U.S. President Donald Trump named Vice President Mike Pence as the leader of his coronavirus task force during a news conference at the White House February 26, 2020. (Chip Somodevilla / Getty Images)

Early detection could be key to containing outbreak

To control the outbreak if it arrives in Canada, the key may be early detection, or "case finding." This involves detecting COVID-19 cases in their early stages, and isolating infected individuals before they can spread the infection widely in the community.

"What we don't want in Canada is for us to identify that this is spreading in the community because we have a hospital outbreak — because hospital outbreaks are what we experienced with SARS. And that's sort of a real negative vortex," said Dr. Fisman. 

"All of a sudden you have patients and health care workers sick and the hospitals taken down. So that does two things: that amplifies cases, but it also impedes your ability to control this because hospitals are an important resource for care and control."

Dr. Fisman also suggests that an important element of controlling the impact of a potential epidemic is making sure that if it spreads, it spreads as slowly as possible.

"Do we want the cases to come all at once or do we want them to come more gradually? We probably want them to come more gradually because then our health care system isn't flooded and overwhelmed."

A pedestrian wears a protective mask as she walks in the winter weather downtown in Toronto on Wednesday, February 26, 2020. (Nathan Denette/The Canadian Press)

Engaging in social distancing to slow spread

Dr. Fisman points to advice from U.K. based mathematical epidemiologist, Steve Riley, for concrete advice on how to "flatten" the spread of an epidemic, and it's a simple idea: we may have to engage in rigourous "social distancing," or limiting our contacts, and thus limiting opportunities for infection with other people.

In a Twitter post, Riley wrote, "Our social contacts influence greatly whether we catch a respiratory virus. Therefore the presence of this virus has to change our social contacts and hence have economic impact."

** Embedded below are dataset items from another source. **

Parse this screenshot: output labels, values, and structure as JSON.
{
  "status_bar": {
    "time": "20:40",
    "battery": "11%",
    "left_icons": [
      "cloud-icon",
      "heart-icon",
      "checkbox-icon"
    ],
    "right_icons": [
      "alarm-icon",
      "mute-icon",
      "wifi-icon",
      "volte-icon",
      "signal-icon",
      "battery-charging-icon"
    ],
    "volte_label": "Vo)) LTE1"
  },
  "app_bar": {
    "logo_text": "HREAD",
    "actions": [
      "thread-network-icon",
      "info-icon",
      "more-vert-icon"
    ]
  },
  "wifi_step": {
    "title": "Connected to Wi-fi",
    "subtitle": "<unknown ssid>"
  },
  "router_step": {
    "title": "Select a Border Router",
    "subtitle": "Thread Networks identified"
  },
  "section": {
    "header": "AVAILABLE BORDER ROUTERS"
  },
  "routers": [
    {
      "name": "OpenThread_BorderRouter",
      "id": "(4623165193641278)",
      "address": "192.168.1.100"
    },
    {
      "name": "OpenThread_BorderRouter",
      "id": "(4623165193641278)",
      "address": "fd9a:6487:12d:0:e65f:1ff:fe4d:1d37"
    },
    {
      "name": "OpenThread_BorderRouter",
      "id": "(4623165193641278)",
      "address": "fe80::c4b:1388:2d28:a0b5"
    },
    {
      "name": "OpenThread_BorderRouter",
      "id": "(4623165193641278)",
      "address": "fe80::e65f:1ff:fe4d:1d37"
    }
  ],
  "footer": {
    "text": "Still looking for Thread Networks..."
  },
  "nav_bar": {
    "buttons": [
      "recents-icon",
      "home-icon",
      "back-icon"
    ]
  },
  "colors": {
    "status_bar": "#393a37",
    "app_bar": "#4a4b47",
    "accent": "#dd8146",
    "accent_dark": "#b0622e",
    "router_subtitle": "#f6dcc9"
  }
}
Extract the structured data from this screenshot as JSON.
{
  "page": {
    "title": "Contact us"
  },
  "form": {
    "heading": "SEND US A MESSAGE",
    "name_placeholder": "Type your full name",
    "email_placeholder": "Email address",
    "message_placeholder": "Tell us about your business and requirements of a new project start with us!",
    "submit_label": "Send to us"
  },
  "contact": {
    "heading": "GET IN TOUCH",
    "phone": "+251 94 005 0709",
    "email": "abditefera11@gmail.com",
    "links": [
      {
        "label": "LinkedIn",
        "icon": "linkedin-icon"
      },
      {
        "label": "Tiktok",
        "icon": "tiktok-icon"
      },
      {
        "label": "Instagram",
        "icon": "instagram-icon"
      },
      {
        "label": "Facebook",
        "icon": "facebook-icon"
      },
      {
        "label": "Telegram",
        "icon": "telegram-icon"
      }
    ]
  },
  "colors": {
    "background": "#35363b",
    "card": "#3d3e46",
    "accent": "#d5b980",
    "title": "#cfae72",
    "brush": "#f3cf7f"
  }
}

I think the risk over the next month is reasonably high that we'll start to see this spread in Canada.- Dr. David Fisman, University of Toronto

This might mean cancelling public gatherings and public events as China has done, or closing schools as Japan has announced it will do. This could have major economic and social impact on things like religious or political gatherings or sporting events.

A month ago when Dr. Fisman first appeared on Quirks & Quarks, he suggested the risk to Canadians at the time from COVID-19 was "zero." The situation, he said, has changed.  

"I don't know what the risk is as of today. I think the risk over the next month is reasonably high that we'll start to see this spread in Canada."